Tout s’achève dans la bonne humeur retrouvée. La contrariété ne semble pas avoir affecté nos plongeurs d'eau calme, douce ou tropicale ! Je me moque gentiment d'eux, ils n'ont pas souvent de telles conditions et force est de reconnaître que la tâche n'était pas simple. Le dernier repas efface tout risque de nuage, on rit, on s'amuse, on se prépare au long voyage retour.

 

 

 

Avant de remonter dans notre car, chacun se verra remettre un diplôme attestant de l'exploit : avoir vaincu son appréhension, être rentré dans des règles rigoureuses, avoir appris des gestes et des codes, s'être engagé tout un week-end pour affronter la vague traîtresse. Ils sont nombreux dés demain a partir en stage en entreprise. Dans trois mois, c'est l'entrée dans la vie active par l'apprentissage pour ceux qui auront le bonheur de décrocher un contrat. Quelques-uns trouveront place dans un lycée professionnel.
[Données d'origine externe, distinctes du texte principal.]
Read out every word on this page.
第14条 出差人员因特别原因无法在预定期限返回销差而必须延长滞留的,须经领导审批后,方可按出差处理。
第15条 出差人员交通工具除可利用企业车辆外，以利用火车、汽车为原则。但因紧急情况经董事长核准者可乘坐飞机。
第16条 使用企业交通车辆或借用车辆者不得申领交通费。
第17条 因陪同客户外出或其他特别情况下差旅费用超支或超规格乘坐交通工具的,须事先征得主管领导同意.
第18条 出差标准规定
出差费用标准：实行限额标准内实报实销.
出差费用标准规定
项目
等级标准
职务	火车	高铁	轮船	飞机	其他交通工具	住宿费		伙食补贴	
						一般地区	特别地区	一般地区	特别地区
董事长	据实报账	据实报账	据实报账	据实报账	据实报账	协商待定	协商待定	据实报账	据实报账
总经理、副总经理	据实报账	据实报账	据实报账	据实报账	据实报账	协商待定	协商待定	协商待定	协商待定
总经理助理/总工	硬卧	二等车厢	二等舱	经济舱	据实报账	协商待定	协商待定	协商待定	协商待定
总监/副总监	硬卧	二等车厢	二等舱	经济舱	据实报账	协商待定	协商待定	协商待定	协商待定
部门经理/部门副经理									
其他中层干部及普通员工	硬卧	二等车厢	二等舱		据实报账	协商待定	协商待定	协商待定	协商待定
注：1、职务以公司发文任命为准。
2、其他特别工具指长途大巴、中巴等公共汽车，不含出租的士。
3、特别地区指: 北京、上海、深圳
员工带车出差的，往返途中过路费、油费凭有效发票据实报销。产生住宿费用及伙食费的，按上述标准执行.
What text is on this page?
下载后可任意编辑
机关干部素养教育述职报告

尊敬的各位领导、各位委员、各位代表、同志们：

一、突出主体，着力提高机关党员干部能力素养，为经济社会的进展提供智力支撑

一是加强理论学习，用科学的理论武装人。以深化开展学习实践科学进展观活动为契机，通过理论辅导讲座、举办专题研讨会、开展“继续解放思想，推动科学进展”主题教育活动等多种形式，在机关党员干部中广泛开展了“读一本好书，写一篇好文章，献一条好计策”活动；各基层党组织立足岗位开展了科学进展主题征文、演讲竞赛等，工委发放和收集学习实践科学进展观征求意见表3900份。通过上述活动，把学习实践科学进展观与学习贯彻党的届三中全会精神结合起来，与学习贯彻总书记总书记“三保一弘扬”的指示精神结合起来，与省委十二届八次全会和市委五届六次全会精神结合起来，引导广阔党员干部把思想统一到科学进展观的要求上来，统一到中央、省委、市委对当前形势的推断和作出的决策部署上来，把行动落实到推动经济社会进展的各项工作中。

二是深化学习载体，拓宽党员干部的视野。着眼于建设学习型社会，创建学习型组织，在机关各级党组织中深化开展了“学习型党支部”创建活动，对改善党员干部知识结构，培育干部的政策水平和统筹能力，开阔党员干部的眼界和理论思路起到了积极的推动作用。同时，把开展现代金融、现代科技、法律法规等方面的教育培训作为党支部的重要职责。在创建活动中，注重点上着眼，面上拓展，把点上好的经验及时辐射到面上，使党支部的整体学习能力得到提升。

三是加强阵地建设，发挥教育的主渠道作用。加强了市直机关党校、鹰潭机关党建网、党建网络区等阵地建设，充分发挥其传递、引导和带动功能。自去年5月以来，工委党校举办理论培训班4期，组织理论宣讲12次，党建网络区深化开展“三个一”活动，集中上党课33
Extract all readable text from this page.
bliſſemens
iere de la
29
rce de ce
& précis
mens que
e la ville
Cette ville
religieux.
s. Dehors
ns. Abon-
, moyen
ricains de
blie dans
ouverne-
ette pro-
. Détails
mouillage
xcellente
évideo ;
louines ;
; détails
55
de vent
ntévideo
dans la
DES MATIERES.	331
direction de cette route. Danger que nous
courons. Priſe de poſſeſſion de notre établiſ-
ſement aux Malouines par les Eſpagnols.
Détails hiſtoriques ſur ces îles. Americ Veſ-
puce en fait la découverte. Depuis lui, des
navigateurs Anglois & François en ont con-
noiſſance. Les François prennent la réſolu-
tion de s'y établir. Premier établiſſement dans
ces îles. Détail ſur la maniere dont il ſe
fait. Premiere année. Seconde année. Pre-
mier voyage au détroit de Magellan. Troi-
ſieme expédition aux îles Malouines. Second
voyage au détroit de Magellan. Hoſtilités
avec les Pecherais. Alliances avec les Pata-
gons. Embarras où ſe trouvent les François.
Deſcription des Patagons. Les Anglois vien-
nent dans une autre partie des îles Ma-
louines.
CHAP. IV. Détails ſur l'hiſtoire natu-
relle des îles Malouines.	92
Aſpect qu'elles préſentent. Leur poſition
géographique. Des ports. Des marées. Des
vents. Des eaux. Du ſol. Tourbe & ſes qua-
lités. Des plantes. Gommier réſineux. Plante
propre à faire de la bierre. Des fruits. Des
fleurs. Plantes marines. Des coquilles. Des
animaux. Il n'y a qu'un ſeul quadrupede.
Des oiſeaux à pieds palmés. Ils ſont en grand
Tous, et c’est là l’essentiel, seront maintenant plus fort de cette expérience de vie !

 

 

 

Ils dorment du sommeil du juste dans ce car du retour. Nos plongeurs récupèrent eux aussi de leurs émotions et trouvent le réconfort dans quelques gourmandises dont ils sont si friands. J’écris ces quelques lignes pour laisser une trace sur le sable. La marée effacera mes mots, les souvenirs resteront à jamais gravés dans la gibecière de leur mémoire, bientôt ils seront nimbés des douces effuvles de la nostalgie ; c’est sans doute cela le parfum des mers !


 

Palmipèdement leur.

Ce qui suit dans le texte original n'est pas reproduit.